Supporting the bullish scenarios is the bullish falling wedge that developed from the highs and broke up last week. I would normally expect to see more upside from one of these and a retest of broken wedge resistance would also be in the 1290 support area:
The first bearish option is just a conviction break of the 1290 support area. I wouldn't have a pattern target for this option, but I'd put first main support at the June lows, second main support in the 1220 area, and third and most important support at rising channel support from 2009 in the 1180 area. That's on a standard chart of course. There are quite a few people putting this in the 1250-60 SPX area but that is on a log scale chart. 

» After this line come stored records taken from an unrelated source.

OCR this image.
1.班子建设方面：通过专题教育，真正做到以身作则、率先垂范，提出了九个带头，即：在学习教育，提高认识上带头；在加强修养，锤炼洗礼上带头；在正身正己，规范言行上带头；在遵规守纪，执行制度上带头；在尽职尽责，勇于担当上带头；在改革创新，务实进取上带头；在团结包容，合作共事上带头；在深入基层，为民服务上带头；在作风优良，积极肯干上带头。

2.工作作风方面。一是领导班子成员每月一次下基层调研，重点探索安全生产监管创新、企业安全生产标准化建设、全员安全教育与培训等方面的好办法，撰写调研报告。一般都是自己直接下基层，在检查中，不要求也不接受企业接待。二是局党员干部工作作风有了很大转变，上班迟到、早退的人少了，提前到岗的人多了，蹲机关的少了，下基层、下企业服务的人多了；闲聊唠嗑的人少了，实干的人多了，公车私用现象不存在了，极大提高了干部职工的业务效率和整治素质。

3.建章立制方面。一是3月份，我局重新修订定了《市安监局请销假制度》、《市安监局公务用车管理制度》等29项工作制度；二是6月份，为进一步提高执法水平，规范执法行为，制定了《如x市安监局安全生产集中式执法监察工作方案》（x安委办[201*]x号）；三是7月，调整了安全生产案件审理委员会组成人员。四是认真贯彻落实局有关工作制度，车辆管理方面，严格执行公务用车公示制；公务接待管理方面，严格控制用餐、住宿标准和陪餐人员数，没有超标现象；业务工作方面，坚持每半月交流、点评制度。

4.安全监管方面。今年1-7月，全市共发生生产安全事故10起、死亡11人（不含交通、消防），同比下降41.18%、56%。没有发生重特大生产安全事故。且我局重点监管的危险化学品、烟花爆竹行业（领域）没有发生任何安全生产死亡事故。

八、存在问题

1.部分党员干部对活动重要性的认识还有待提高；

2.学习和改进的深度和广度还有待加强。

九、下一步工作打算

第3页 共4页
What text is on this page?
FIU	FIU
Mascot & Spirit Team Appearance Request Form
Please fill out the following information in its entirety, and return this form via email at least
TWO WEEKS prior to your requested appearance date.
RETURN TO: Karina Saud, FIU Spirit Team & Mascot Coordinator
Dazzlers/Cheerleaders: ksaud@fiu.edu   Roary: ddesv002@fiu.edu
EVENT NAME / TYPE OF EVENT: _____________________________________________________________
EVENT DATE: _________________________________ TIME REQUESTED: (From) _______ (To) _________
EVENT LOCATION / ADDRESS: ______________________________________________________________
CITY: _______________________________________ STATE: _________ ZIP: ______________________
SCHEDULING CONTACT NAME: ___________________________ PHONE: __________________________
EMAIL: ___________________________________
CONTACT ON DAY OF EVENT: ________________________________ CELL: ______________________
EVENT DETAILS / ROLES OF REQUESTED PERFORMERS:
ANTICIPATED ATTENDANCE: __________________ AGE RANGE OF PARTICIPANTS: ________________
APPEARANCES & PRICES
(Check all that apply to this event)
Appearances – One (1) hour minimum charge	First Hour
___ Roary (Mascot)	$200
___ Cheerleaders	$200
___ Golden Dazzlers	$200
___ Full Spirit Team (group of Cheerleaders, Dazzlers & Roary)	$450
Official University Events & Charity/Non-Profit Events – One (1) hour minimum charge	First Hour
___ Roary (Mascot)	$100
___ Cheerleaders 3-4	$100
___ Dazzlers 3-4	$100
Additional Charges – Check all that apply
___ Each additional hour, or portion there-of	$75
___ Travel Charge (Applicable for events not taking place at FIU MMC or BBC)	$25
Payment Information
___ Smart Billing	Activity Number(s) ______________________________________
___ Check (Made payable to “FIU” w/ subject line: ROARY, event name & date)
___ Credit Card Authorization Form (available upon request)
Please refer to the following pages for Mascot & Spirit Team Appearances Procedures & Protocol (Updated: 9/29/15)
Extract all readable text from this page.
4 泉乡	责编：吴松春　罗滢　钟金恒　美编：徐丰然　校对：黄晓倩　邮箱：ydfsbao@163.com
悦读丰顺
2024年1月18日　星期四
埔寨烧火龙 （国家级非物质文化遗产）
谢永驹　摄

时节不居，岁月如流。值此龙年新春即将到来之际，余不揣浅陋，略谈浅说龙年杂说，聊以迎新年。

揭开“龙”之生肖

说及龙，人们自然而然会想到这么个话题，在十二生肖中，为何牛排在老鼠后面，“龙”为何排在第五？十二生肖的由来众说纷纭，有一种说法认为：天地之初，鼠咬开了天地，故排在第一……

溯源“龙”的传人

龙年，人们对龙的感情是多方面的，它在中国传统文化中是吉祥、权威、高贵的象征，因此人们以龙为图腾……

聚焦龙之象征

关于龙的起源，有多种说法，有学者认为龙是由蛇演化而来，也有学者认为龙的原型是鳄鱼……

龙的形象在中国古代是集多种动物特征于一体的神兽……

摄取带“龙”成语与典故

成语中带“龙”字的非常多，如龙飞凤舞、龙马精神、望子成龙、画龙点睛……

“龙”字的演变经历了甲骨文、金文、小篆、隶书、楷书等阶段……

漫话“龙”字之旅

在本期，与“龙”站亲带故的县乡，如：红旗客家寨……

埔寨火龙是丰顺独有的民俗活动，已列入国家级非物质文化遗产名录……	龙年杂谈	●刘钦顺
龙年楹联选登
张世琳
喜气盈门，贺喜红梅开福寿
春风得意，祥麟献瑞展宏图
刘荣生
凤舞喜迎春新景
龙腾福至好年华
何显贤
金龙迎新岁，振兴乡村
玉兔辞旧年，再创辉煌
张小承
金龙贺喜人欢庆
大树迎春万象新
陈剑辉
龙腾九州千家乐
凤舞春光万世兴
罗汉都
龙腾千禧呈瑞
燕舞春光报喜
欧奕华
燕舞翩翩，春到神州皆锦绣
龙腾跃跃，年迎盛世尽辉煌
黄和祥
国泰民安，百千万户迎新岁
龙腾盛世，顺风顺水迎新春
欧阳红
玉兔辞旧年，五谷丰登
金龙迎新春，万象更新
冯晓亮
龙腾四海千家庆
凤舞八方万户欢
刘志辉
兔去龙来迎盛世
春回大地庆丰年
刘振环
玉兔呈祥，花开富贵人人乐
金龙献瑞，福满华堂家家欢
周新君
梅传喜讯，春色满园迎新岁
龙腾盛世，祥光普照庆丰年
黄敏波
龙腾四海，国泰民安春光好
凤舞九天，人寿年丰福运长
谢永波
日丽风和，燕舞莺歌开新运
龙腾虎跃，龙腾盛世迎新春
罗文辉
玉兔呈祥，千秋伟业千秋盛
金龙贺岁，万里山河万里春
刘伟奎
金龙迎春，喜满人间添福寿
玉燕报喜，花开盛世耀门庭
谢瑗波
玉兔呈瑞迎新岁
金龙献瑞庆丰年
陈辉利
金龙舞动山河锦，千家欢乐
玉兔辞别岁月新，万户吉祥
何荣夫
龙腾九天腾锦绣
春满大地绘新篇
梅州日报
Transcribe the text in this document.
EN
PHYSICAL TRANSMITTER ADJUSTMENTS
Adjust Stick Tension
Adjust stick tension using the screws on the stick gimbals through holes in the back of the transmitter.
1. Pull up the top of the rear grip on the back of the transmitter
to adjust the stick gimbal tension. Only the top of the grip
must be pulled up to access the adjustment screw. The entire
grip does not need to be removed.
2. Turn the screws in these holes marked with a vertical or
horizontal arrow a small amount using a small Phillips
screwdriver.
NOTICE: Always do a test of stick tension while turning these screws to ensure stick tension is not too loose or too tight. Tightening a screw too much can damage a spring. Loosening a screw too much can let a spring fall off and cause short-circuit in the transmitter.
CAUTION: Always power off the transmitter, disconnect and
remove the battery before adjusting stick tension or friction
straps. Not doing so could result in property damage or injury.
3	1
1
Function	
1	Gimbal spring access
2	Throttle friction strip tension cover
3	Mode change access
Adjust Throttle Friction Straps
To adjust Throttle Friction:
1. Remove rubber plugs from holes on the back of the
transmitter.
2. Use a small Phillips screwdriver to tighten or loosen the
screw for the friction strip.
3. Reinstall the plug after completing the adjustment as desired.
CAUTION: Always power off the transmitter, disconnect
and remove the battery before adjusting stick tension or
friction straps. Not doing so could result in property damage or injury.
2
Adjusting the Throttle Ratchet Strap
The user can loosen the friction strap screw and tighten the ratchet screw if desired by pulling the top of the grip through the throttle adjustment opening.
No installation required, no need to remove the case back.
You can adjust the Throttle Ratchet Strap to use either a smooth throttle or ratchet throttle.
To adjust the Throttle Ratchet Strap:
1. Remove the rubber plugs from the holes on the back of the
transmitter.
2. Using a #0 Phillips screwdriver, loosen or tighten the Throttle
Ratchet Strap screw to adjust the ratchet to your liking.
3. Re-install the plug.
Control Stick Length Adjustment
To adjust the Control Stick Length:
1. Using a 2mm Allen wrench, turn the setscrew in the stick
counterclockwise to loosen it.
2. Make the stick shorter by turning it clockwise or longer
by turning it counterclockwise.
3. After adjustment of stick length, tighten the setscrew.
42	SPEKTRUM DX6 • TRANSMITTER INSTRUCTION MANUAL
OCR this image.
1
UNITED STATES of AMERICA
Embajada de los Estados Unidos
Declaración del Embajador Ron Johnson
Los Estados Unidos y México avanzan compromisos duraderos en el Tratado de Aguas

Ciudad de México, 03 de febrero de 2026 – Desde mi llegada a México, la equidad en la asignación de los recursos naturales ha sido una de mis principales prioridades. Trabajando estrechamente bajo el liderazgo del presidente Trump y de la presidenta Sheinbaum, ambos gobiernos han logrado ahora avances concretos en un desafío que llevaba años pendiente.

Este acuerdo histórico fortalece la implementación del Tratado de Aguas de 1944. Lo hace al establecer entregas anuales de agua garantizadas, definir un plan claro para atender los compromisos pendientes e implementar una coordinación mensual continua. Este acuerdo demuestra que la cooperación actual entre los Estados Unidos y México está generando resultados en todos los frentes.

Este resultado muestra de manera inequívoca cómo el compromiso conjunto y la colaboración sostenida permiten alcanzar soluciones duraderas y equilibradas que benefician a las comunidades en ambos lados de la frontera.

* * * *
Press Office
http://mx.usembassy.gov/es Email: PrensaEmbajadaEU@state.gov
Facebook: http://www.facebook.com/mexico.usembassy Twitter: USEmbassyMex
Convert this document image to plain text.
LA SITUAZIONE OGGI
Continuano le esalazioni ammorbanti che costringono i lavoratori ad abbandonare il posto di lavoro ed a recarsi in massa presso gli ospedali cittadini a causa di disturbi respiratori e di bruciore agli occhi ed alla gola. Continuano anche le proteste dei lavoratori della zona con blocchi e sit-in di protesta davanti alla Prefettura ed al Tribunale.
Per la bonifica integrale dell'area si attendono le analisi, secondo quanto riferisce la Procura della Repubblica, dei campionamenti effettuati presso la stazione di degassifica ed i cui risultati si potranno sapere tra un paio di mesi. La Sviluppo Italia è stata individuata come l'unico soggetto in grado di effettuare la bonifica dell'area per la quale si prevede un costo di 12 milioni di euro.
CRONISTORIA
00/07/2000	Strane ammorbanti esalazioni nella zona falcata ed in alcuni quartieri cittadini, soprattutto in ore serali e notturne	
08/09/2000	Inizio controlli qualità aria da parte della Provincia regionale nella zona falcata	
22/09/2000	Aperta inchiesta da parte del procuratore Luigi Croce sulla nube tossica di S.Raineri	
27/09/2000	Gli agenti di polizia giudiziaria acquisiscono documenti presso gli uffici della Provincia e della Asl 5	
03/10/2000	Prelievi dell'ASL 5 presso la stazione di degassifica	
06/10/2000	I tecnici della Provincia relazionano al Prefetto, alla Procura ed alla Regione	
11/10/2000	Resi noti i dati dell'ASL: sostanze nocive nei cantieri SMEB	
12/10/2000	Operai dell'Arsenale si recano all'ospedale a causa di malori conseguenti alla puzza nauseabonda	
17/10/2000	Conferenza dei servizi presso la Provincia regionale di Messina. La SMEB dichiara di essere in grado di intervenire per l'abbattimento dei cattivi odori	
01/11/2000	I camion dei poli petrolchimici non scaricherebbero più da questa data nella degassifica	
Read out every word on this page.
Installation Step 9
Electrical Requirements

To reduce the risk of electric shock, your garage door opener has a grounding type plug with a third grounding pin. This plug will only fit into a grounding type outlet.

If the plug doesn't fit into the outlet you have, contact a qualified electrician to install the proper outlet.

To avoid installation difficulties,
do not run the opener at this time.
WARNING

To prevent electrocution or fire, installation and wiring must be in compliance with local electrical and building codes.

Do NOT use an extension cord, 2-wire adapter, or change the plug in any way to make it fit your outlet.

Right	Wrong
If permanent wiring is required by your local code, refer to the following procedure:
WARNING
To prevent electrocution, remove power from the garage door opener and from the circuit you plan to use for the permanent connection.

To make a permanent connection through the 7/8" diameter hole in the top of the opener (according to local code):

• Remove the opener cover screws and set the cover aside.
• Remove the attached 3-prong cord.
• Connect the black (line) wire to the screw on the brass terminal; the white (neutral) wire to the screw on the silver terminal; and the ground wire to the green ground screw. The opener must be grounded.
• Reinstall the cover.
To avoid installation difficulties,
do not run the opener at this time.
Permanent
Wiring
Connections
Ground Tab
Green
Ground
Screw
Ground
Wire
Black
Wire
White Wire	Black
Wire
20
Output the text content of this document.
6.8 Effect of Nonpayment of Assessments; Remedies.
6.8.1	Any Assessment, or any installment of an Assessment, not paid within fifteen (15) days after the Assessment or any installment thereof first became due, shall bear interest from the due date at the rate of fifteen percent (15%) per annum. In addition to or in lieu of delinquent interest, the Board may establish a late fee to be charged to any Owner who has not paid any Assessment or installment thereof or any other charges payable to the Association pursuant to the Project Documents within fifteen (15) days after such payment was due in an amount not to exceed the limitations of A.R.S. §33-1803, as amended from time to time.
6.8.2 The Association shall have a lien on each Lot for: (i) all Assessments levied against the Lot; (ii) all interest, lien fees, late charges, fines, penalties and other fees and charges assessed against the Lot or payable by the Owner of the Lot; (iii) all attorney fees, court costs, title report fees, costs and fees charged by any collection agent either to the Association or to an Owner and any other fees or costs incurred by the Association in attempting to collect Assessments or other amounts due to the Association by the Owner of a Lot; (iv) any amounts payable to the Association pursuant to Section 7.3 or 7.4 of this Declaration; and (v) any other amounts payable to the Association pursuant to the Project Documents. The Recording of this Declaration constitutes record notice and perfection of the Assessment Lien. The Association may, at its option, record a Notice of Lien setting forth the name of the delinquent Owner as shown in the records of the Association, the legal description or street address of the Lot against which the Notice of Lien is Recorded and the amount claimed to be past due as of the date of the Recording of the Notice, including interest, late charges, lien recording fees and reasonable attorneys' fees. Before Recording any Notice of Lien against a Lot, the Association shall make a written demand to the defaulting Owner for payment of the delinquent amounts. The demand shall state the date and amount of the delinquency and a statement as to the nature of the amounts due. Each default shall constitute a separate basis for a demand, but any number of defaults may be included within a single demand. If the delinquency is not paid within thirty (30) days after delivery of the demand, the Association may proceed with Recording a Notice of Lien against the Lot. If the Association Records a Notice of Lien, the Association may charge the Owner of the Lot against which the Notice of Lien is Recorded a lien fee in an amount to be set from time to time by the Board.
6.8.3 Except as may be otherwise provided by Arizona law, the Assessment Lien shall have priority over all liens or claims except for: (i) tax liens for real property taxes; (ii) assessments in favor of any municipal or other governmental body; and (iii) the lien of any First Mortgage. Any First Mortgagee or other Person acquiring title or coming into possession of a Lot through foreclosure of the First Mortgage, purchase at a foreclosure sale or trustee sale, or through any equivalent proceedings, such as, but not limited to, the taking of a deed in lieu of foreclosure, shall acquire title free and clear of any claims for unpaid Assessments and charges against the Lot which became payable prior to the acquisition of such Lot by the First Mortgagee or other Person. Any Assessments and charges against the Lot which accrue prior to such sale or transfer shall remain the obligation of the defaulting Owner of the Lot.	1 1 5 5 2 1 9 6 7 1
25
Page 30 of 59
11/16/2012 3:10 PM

The second bearish option, as yesterday's low was close to Friday's low on both ES and SPX, is that a reversal H&S is forming at the 1300ish ES and 1307ish SPX levels. If this continues to form then we would see a bounce today into (ideally) the 1320-5 ES / 1325-30 SPX area and then return to the neckline to complete the H&S, which would have a target at the June lows. If that H&S were to form the chances of holding the 1290 SPX support area would obviously be much reduced. Here's the setup on ES:
What is Vix telling us here? Yesterday's open was well below the IHS neckline support level, so I'm inclined to write off that pattern now even though Vix closed well above it. The opening low yesterday was at the lower bollinger band and the close was just above the middle bollinger band. That's not telling us a lot on the daily chart:
The Vix 60min chart looks more interesting however. There is a possible rising channel from the lows with rising support just above 18. There's also a possible H&S forming with the head completed yesterday and an ideal right shoulder high target in the 25 area. If this forms the key support level to watch is still rising support just above 18. A break below would look bearish for Vix and bullish for equities. If that level holds then the overall lean on Vix is bullish and therefore bearish for equities:
Looking at EURUSD the setup still looks like a bear flag, but bear flag support held (just) yesterday, and we might therefore still see some upside here. If that is broken then first support is at the recent lows and the bear flag technical target is in the 1.166 area if that is broken with confidence:
ZB recovered back above the broken support trendline yesterday, though this isn't unusual after a first break and the support break still looks bearish. What is looking more bullish however is the (79% bullish) broadening descending wedge that has formed from the high. A break above wedge resistance indicates back to the highs for what might then be a double-top. In the overall context this wedge might also be a bull flag though, and on a break over the recent highs the technical target for that would be in the 167 area:
The key things to watch today are 1290 support if we see a test. That is key support and may well hold. If so it would look bullish. On the upside a rally into the 1325-30 area and failure there would look bearish. There are good technical arguments for seeing a bullish outcome here but overall I'm leaning somewhat towards the bear side as the short term outlook for the Euro looks grim. We might see an extended battle around 1290 to see whether support holds and there is obviously a huge wild card at the end of this week in the shape of the Greek election. If the anti-Euro parties win there then we might see Greece leave the Euro shortly which would most likely send the Euro down hard.